Die ungewöhnliche Anlage des Films sei zum Teil auf die Bedingungen der Corona-Krise zurückzuführen, sagt Regisseurin Ricarda Hinz: "Wir konnten wegen der Corona-Maßnahmen nicht einfach losziehen und stundenlange Interviews führen. Also haben wir aus der Not eine Tugend gemacht und nach alternativen Lösungen gesucht." Glücklicherweise konnte das Filmteam dabei auf das Privatarchiv der Familie Albert zurückgreifen, so dass die Doku viele Bilder aus Alberts Leben, etwa von seinen Begegnungen mit Karl Popper oder Paul Feyerabend, zeigt, die bislang unveröffentlicht waren. Ein besonderes Highlight sind sicherlich auch die historischen Super-8-Aufnahmen vom "Europäischen Forum Alpbach", das Hans Albert regelmäßig besuchte und es sogar zeitweilig leitete, obwohl er sich selbst als "Organisationsidiot" bezeichnete, "dem man eine solch verantwortungsvolle Aufgabe niemals anvertrauen" sollte.

Dass der fast halbstündige Film trotz eines sehr bescheidenen Budgets, das normalerweise nur für die Fertigstellung weniger Sekunden ausreichen würde, in dieser Qualität produziert werden konnte, liegt an den kreativen Menschen, die Hinz und Schmidt-Salomon in ihrer Arbeit unterstützten.
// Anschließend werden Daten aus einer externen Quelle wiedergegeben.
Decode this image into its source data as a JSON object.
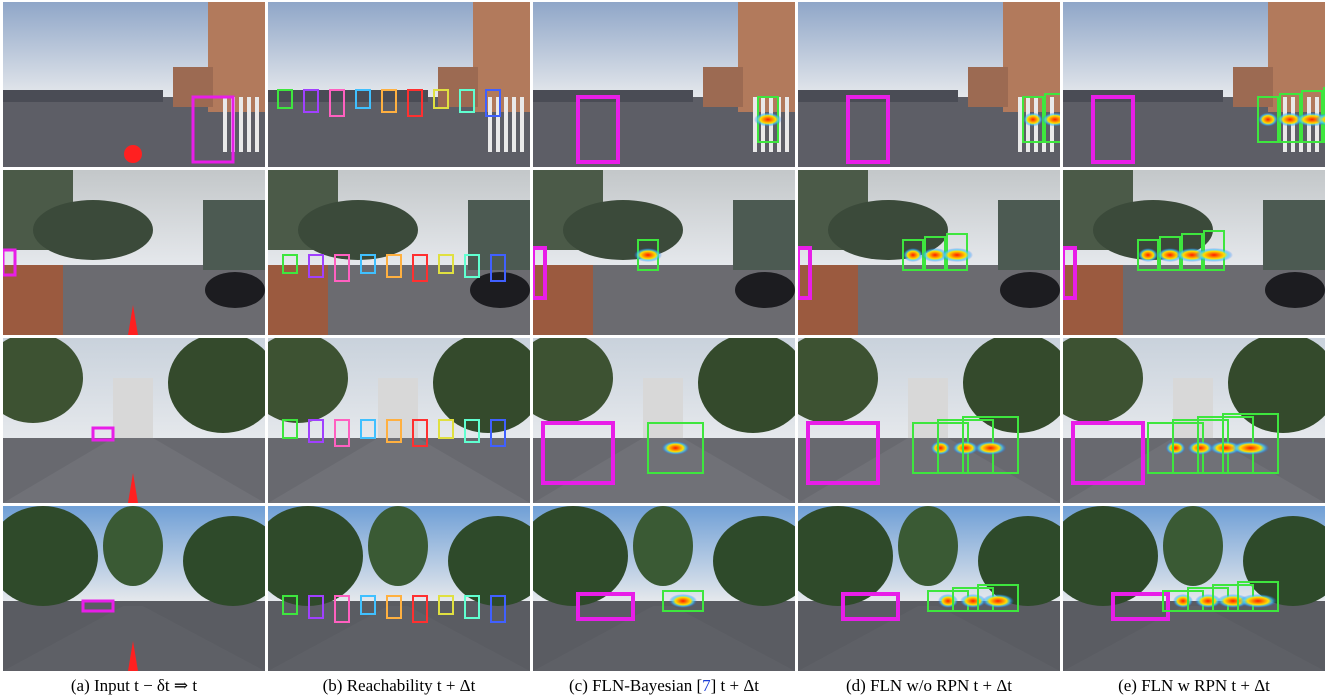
{
  "captions": {
    "a": "(a) Input t − δt ⇒ t",
    "b": "(b) Reachability t + Δt",
    "c_prefix": "(c) FLN-Bayesian [",
    "c_ref": "7",
    "c_suffix": "] t + Δt",
    "d": "(d) FLN w/o RPN t + Δt",
    "e": "(e) FLN w RPN t + Δt"
  },
  "rows": [
    {
      "scene": "parking-lot-storefront"
    },
    {
      "scene": "intersection-office-building"
    },
    {
      "scene": "road-with-scooter"
    },
    {
      "scene": "tree-lined-boulevard"
    }
  ],
  "colors": {
    "input_box": "#e81ee8",
    "prediction_box": "#3ee63e",
    "motion_marker": "#ff2020",
    "heatmap_core": "#ff1a00"
  }
}
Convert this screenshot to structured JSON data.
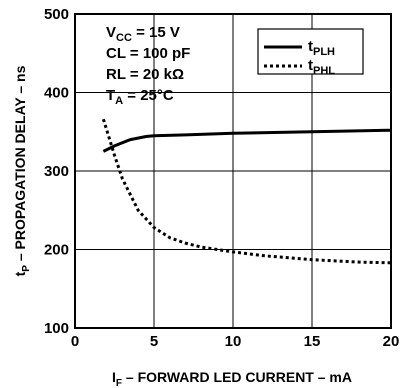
{
  "chart_data": {
    "type": "line",
    "xlabel": {
      "main": "I",
      "sub": "F",
      "rest": " – FORWARD LED CURRENT – mA"
    },
    "ylabel": {
      "main": "t",
      "sub": "P",
      "rest": " – PROPAGATION DELAY – ns"
    },
    "xlim": [
      0,
      20
    ],
    "ylim": [
      100,
      500
    ],
    "xticks": [
      "0",
      "5",
      "10",
      "15",
      "20"
    ],
    "yticks": [
      "100",
      "200",
      "300",
      "400",
      "500"
    ],
    "grid": true,
    "conditions": [
      {
        "main": "V",
        "sub": "CC",
        "rest": " = 15 V"
      },
      {
        "main": "CL = 100 pF",
        "sub": "",
        "rest": ""
      },
      {
        "main": "RL = 20 kΩ",
        "sub": "",
        "rest": ""
      },
      {
        "main": "T",
        "sub": "A",
        "rest": " = 25°C"
      }
    ],
    "legend_position": "top-right",
    "series": [
      {
        "name": {
          "main": "t",
          "sub": "PLH"
        },
        "style": "solid",
        "x": [
          1.8,
          2.5,
          3.5,
          4.5,
          5,
          7,
          10,
          15,
          20
        ],
        "y": [
          325,
          332,
          340,
          344,
          345,
          346,
          348,
          350,
          352
        ]
      },
      {
        "name": {
          "main": "t",
          "sub": "PHL"
        },
        "style": "dotted",
        "x": [
          1.8,
          2.5,
          3,
          4,
          5,
          6,
          7,
          8,
          10,
          12,
          15,
          18,
          20
        ],
        "y": [
          366,
          320,
          290,
          250,
          228,
          215,
          208,
          203,
          197,
          192,
          187,
          184,
          183
        ]
      }
    ]
  }
}
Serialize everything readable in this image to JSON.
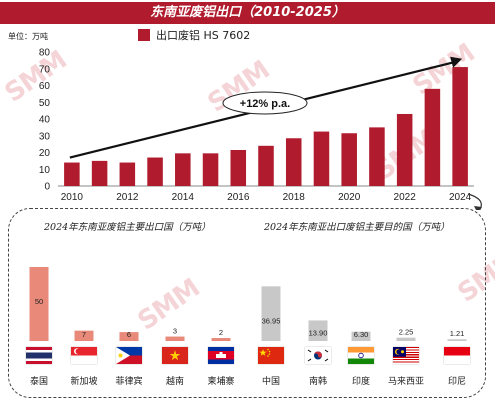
{
  "title": "东南亚废铝出口（2010-2025）",
  "unit_label": "单位：万吨",
  "legend_label": "出口废铝 HS 7602",
  "growth_label": "+12% p.a.",
  "bottom_left_title": "2024年东南亚废铝主要出口国（万吨）",
  "bottom_right_title": "2024年东南亚出口废铝主要目的国（万吨）",
  "watermark": "SMM",
  "colors": {
    "main_bar": "#b01c2e",
    "exporter_bar": "#e8897a",
    "destination_bar": "#c8c8c8"
  },
  "chart_data": [
    {
      "type": "bar",
      "title": "东南亚废铝出口（2010-2025）",
      "ylabel": "万吨",
      "series": [
        {
          "name": "出口废铝 HS 7602",
          "values": [
            14,
            15,
            14,
            17,
            19.5,
            19.5,
            21.5,
            24,
            28.5,
            32.5,
            31.5,
            35,
            43,
            58,
            71
          ]
        }
      ],
      "x": [
        2010,
        2011,
        2012,
        2013,
        2014,
        2015,
        2016,
        2017,
        2018,
        2019,
        2020,
        2021,
        2022,
        2023,
        2024
      ],
      "x_tick_labels": [
        "2010",
        "2012",
        "2014",
        "2016",
        "2018",
        "2020",
        "2022",
        "2024"
      ],
      "y_tick_labels": [
        "0",
        "10",
        "20",
        "30",
        "40",
        "50",
        "60",
        "70",
        "80"
      ],
      "ylim": [
        0,
        80
      ],
      "annotation": "+12% p.a."
    },
    {
      "type": "bar",
      "title": "2024年东南亚废铝主要出口国（万吨）",
      "categories": [
        "泰国",
        "新加坡",
        "菲律宾",
        "越南",
        "柬埔寨"
      ],
      "values": [
        50,
        7,
        6,
        3,
        2
      ],
      "value_labels": [
        "50",
        "7",
        "6",
        "3",
        "2"
      ]
    },
    {
      "type": "bar",
      "title": "2024年东南亚出口废铝主要目的国（万吨）",
      "categories": [
        "中国",
        "南韩",
        "印度",
        "马来西亚",
        "印尼"
      ],
      "values": [
        36.95,
        13.9,
        6.3,
        2.25,
        1.21
      ],
      "value_labels": [
        "36.95",
        "13.90",
        "6.30",
        "2.25",
        "1.21"
      ]
    }
  ]
}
Zu nennen sind hier vor allem das Team des Virtuellen Studios VR3, in dem der Film unter herausragenden Bedingungen entstand, Saskia Zillekens, die mit viel Liebe zum Detail die originellen Grafiken für die Trickfilmsequenzen schuf, Julian Held, der die stimmungsvolle Filmmusik passgenau auf die Bilder komponierte, und Nadine Pungs, die der Doku als Off-Sprecherin eine ganz besondere Farbe und Lebendigkeit verlieh. Großer Dank gebührt auch den Fotografinnen und Fotografen, die ihre Bilder zur Verfügung stellten (insbesondere Evelin Frerk und Frank Luwe) sowie – last, but not least – Kurt Albert, der dem Filmteam eine prall gefüllte Festplatte mit historischen Aufnahmen zusandte, ohne die diese Doku gar nicht möglich gewesen wäre.

"Hans Albert – Der Jahrhundertdenker" wurde so konzipiert, dass der Film auch ein jüngeres Publikum anspricht. Doch was sagt dazu der hundertjährige Jubilar, der nicht gerade zu dieser Zielgruppe gehört? Nun, offenbar hat ihm der Film gefallen – obwohl er es eigentlich gar nicht mag, wenn so viel Aufhebens um seine Person gemacht wird. Gleich nach dem Online-Festakt am 8. Februar rief Hans Albert bei Drehbuchautor Michael Schmidt-Salomon an, um sich bei ihm und den anderen Projektverantwortlichen zu bedanken. Albert freut es sehr, dass eine junge Generation von Wissenschaftlerinnen und Wissenschaftlern die kritisch-rationale Methode entdeckt hat und auf zentrale gesellschaftliche Fragen anwenden möchte. Eben dies hat sich auch das 2020 gegründete Hans-Albert-Institut zum Ziel gesetzt. Ob das Institut dabei dem Erbe seines Namensgebers gerecht werden kann, steht zum gegenwärtigen Zeitpunkt noch nicht fest, wird aber sicherlich irgendwann mithilfe des Albert'schen "Prinzips der kritischen Prüfung" untersucht werden...

Erstveröffentlichung auf der Website der Giordano-Bruno-Stiftung.